How to correctly identify clusters using kmeans?

Question

How to correctly identify clusters using kmeans?

Asked 9 years, 7 months ago

Viewed 673 times

6

Suppose I wish to classify the specimens of the iris dataset using the k-Means method. Also, I want to assess whether the rating was good or not. The easiest way to do this is as follows:

iris.kmeans <- kmeans(iris[, 1:4], 3)
table(iris$Species, iris.kmeans$cluster)

              1  2  3
  setosa     17 33  0
  versicolor  4  0 46
  virginica   0  0 50

However, I cannot identify if the results are good or not. Apparently, class 3 is equivalent to virginic species, class 2 corresponds to setosa and class 1 corresponds to versicolor. My questions are:

1) How can I be sure if my above statement is correct? How to make sure that k-Means is not classifying the specimens very wrong?

2) Is there any automated way for my table to have species names in rows and columns, instead of only in rows?
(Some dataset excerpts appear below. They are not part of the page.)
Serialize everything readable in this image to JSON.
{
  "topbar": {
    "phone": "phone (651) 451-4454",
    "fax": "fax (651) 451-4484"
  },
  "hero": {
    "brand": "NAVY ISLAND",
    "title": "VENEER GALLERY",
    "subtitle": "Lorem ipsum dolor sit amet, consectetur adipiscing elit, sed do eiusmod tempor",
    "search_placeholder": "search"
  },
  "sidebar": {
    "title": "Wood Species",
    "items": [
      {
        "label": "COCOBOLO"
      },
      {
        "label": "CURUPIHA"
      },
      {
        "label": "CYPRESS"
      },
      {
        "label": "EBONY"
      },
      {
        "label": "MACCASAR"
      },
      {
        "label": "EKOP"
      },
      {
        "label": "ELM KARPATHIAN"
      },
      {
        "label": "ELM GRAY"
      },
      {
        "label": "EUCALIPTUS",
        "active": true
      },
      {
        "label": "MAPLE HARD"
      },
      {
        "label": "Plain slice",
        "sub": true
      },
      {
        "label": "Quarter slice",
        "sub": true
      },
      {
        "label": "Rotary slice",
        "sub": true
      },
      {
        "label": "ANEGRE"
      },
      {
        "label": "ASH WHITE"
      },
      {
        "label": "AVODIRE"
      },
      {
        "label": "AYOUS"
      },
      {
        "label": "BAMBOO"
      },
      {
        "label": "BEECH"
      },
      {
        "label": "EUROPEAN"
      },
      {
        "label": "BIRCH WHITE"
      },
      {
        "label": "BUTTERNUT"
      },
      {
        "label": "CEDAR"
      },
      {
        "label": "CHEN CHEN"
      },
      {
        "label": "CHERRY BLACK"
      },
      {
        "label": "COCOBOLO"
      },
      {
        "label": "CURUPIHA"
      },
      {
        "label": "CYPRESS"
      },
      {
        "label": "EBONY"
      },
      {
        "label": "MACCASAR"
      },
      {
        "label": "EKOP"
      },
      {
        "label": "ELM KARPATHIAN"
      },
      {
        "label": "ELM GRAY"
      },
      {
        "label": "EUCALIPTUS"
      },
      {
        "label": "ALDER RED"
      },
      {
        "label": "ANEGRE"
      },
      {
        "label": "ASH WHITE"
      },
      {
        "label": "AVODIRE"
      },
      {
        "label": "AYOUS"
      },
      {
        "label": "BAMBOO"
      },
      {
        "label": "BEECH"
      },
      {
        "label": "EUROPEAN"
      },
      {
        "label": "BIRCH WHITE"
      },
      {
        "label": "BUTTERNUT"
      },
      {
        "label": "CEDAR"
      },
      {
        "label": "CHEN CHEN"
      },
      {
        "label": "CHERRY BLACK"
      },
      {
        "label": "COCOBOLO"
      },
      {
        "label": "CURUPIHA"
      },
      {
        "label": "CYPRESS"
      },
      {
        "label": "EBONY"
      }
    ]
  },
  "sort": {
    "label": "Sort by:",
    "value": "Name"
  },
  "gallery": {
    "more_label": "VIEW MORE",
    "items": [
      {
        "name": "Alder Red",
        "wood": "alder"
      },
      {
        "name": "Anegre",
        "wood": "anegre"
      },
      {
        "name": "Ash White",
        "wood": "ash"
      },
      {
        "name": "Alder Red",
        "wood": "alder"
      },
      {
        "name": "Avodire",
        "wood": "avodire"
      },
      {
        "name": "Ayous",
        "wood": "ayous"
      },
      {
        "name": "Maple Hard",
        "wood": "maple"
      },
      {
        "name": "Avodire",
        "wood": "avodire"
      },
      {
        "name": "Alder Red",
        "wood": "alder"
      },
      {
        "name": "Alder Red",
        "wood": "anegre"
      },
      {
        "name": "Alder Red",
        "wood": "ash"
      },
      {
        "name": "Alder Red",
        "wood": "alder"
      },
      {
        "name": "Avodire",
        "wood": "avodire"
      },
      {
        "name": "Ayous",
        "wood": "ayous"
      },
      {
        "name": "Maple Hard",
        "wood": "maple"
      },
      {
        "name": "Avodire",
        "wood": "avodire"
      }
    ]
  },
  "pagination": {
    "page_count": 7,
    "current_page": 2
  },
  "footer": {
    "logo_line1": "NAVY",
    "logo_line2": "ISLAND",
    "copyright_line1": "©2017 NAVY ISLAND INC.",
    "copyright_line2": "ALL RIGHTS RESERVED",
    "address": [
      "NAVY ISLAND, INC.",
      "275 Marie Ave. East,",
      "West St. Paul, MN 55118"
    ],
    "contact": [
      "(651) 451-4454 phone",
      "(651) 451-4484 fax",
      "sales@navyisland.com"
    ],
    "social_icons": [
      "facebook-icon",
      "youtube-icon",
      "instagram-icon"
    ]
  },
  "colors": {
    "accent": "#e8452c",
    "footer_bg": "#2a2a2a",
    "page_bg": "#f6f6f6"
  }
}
3) Is there any function of any other R package that is better than the original R kmeans function?

2

Look at the help of the function clusterboot package fpc.

– Robert

2016/08/16 at 18:32
On question 3, some supervised classifier will be even better than k-averages for this problem, as @Danielfalbel already explained in his answer. I’m not very knowledgeable about R, but if you can use Python check out Scikitlearn: http://scikit-learn.org/stable/auto_examples/svm/plot_iris.html

– Luiz Vieira

2016/08/16 at 21:23
For SVM functions you have the package kernlab

– Robert

2016/08/17 at 11:47
Yes, I’m aware of that. And I know the package caret also. But I am not looking for a classifier of this type. I am interested in kmeans and its limitations.

– Marcus Nunes

2016/08/17 at 11:50

1 answer

Browser other questions tagged r machine-learning k-means

You are not signed in. Login or sign up in order to post.

by Daniel Falbel • **12,504** points · Answer 1 · 2016-08-16T20:23:42+00:00

My first thought is that the kmeans is not a classification method but a Clusterization method. The difference is subtle, but rather important.

The kmeans is an unsupervised method. There is nothing in this algorithm that is forcing the created groups to resemble the groups of plant species (in this example).

Because it is an unsupervised method, it is difficult to say also which is the best possible cluster... It becomes a somewhat subjective problem. What can be used is:

the sum of within-group variances: if within each group it is too large, it means that your cluster is not very good
has also the Rand Index which is implemented in this package fpc that Robert spoke in the comments

Finally, answering your questions:

It is classifying in a very wrong way, just you notice that the class individuals setosa are divided into two clusters: 1 and 2. And cluster 3 contains both class individuals versicolor how much virginica. That is, the cluster is not helping to separate plant classes.
I don’t know, but at first, you could say that each label of each cluster, is the one of the class that appears most in that cluster...
I can’t answer.

For me, in your case it would make more sense to use a supervised learning algorithm like random forest, regressão logística, knn and etc.

To illustrate the problem of using kmeans consider the following database:

dados <- data_frame(
  x = runif(10000), y = runif(10000), 
  grupo = ifelse(x > 0.25 & x < 0.75 & y > 0.25 & y < 0.75, "azul", "vermelho")
  )

Note that the group is deterministically created from x and y. There is no randomness.

Now run a cluster kmeans on that basis and we’ll see if the groups look alike.

cluster <- kmeans(dados[,1:2], 2)
table(cluster$cluster, dados$grupo)


    azul vermelho
  1 1263     3670
  2 1273     3794

They didn’t, because at no point did I ask for the kmeans separate the two groups. It separated only according to the values of x and y who were close...

See in the graph how the groups looked:

Now let’s adjust a Forest Random on that data:

dados$grupo <- as.factor(dados$grupo)
rf <- randomForest::randomForest(grupo ~ x + y, data = dados)
table(predict(rf, dados), dados$grupo)


           azul vermelho
  azul     2536        0
  vermelho    0     7464

Now yes! We were able to fix everything that was blue and what was red. This happens because we are supervising the random forest, that is we are offering ratings for the algorithm to learn.